Scientific classification
- Kingdom: Animalia
- Phylum: Chordata
- Class: Reptilia
- Order: Squamata
- Suborder: Serpentes
- Family: Elapidae
- Genus: Acanthophis
- Species: A. praelongus
- Binomial name: Acanthophis praelongus Ramsay, 1877

= Northern death adder =

- Genus: Acanthophis
- Species: praelongus
- Authority: Ramsay, 1877
- Conservation status: LC

Species of snake

The northern death adder (Acanthophis praelongus) is a species of venomous snake in the family Elapidae.

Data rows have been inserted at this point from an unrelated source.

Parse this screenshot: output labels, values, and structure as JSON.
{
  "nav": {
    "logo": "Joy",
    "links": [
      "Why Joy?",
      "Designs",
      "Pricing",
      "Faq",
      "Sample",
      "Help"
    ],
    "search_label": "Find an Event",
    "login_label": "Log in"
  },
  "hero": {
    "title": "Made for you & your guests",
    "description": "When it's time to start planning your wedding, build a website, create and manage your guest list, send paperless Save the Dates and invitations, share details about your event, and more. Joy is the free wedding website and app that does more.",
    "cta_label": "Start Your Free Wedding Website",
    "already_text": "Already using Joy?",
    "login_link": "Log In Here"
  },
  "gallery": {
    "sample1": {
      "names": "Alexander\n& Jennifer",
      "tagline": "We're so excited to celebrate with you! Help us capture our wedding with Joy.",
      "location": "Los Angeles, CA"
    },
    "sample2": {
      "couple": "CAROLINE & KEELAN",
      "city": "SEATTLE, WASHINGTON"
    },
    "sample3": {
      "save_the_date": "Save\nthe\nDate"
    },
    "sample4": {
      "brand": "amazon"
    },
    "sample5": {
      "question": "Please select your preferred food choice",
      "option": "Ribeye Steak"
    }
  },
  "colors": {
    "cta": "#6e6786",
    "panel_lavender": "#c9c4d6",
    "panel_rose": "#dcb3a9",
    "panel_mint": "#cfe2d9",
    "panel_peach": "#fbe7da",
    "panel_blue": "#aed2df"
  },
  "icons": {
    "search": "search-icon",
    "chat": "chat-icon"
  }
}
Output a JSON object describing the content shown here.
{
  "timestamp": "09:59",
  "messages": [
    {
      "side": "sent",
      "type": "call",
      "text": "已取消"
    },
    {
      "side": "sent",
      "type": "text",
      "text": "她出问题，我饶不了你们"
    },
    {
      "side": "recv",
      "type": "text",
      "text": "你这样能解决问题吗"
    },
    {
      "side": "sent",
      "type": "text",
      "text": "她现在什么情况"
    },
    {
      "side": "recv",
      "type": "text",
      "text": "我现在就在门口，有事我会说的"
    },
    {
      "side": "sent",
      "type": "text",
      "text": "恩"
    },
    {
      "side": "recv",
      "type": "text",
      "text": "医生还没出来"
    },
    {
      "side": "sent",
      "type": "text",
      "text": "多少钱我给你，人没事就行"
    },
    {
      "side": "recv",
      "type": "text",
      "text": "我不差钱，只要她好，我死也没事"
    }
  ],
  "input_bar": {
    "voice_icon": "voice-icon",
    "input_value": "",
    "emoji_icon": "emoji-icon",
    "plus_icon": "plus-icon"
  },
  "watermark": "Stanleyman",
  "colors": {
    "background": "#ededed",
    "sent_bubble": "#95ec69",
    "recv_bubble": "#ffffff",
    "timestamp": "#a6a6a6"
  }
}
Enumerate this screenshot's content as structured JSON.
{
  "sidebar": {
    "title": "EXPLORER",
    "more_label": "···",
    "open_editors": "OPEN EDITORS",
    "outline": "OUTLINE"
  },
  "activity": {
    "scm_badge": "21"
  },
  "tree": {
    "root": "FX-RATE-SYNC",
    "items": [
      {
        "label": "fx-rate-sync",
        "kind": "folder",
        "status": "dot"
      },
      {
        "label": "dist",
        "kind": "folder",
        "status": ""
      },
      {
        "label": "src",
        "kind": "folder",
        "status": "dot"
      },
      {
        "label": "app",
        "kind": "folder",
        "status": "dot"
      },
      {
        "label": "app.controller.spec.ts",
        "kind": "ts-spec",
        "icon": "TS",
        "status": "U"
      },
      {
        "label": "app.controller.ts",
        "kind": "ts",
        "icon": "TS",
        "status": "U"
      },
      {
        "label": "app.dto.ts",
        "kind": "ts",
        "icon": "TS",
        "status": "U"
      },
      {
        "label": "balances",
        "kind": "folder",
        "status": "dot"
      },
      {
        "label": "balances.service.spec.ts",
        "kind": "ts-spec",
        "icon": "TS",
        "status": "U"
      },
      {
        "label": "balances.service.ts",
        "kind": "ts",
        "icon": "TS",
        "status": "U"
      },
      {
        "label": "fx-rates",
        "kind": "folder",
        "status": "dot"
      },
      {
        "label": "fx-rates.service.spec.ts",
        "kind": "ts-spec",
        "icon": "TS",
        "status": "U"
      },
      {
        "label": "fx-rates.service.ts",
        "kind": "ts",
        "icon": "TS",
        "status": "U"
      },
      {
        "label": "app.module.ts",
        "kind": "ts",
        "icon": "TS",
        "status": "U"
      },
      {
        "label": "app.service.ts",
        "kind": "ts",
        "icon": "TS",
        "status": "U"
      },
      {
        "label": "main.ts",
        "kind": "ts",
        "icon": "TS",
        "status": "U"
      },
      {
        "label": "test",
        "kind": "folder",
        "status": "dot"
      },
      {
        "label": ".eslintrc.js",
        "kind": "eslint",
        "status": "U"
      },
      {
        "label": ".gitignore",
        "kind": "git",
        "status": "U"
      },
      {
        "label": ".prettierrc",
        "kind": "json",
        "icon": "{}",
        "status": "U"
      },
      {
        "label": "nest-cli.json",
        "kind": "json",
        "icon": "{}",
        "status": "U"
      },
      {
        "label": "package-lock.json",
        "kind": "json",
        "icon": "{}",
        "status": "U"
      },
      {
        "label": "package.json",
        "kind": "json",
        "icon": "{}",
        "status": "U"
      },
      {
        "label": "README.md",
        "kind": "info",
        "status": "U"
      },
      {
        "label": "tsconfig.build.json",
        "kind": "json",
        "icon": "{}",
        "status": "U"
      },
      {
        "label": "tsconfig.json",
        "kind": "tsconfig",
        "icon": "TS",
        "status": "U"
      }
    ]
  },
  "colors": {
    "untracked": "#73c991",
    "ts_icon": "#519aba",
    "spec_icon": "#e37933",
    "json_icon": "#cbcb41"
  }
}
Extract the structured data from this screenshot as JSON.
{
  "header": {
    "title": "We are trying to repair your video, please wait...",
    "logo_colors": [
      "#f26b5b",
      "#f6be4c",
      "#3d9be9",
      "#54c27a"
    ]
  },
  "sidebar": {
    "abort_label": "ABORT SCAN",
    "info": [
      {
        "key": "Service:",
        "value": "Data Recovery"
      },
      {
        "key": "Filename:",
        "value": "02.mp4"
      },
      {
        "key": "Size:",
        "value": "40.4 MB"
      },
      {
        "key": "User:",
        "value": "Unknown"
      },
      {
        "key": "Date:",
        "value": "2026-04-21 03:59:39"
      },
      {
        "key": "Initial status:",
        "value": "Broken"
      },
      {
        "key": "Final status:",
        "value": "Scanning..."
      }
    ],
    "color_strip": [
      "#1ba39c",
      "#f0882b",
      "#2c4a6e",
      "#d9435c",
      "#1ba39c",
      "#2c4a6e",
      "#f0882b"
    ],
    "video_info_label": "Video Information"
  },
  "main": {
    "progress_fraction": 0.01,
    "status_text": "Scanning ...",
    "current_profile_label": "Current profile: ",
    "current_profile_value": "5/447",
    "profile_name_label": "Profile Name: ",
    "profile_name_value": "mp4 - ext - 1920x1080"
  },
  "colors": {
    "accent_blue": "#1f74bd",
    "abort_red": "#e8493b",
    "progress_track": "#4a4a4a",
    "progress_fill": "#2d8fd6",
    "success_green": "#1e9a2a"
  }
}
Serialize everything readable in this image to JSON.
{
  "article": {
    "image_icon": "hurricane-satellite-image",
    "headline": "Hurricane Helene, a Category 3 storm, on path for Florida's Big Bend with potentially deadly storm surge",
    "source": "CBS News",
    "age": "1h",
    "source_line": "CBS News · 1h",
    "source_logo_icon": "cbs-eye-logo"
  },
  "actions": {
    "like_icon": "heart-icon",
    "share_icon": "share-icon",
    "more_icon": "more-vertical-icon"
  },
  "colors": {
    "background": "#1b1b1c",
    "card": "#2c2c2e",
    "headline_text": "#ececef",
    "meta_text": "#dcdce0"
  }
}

The northern death adder lives in Australia and Papua New Guinea. It hunts birds, amphibians, and small mammals both by day and night. Though it resembles a viper, it belongs to the elapid family, which also includes cobras and mambas.

== Venom ==
The venom of the northern death adder is highly potent against the human organism. It contains pre- and postsynaptic neurotoxins, possibly myotoxins and anticoagulants as well. An envenoming by this snake is very dangerous, and all bites should be treated as medical emergencies. Main effects include local pain and flaccid paralysis, death can be caused by respiratory failure. In the case of systemic effects of envenoming key treatment is based on antivenom applications ('Polyvalent Snake Antivenom (Australia - New Guinea)' CSL Limited, 'Death Adder Antivenom', CSL Limited).

== Habitat ==
Northern death adders can be found in a wide range of habitats, including mangroves, tropical and subtropical moist broadleaf forests, tropical and subtropical grasslands, savannas, and shrubland.